I've used std::remove_if to make the code more concise. The only problem is that the return value of the lambda requires the reversal of inequalites from those used in the paper. In future exercises, I'll De Morgan the boolean expression to make the inequalities match those in the paper.

The relevant code can be found on github here.

A note on debugging: the makefile for MA5 expert mode is clean and simple. To debug with lldb or gdb, add -g and remove optimization -O3.

References

Pseudorapidity - Eta: η.
Transverse Momentum - p_t.
Pseudorapidity and Transverse Momentum
- Transverse Momentum.
- CMS Paper
Supersymmetry
ATLAS

Fourth Exercise (ex1c)

The fourth exercise involves object isolation and histogramming. We'll be focusing on CMS search for dark matter. Generating signal jets for this exercise is surprisingly simple compared to the last exercise. Instead of jets, we'll spend a bit more time generating signal photons.
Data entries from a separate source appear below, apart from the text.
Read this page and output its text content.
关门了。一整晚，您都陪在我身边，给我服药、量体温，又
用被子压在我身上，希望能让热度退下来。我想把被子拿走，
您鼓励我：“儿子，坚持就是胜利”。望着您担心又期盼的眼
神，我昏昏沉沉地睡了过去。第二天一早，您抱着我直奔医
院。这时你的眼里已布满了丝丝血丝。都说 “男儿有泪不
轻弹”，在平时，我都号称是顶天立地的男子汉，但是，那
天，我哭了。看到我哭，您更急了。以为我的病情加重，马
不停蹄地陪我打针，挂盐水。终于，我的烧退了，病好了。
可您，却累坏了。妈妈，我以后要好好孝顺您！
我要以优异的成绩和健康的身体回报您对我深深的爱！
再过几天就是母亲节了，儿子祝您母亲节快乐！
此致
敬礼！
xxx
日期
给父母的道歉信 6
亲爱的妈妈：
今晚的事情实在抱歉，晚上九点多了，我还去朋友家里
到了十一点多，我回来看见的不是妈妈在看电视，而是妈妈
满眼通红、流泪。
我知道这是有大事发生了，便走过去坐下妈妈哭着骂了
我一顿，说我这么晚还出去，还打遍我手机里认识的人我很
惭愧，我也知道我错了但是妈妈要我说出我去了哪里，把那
Others have already built python code to generate histograms from SAS files. So there's no need to dive into that task request in this exercise. See the 'External addons' section on the MadAnalysis5 website.

The Loose, Medium, and Tight barrel photon identification requirements are given in Table 3, page 29, of this research paper, though only the Medium are required. After looking through irelandscape's ex1c posts and lemouth's comments, I figured out how to correctly isolate photons. The trick was subtracting off the photon's transverse momentum from I_gamma.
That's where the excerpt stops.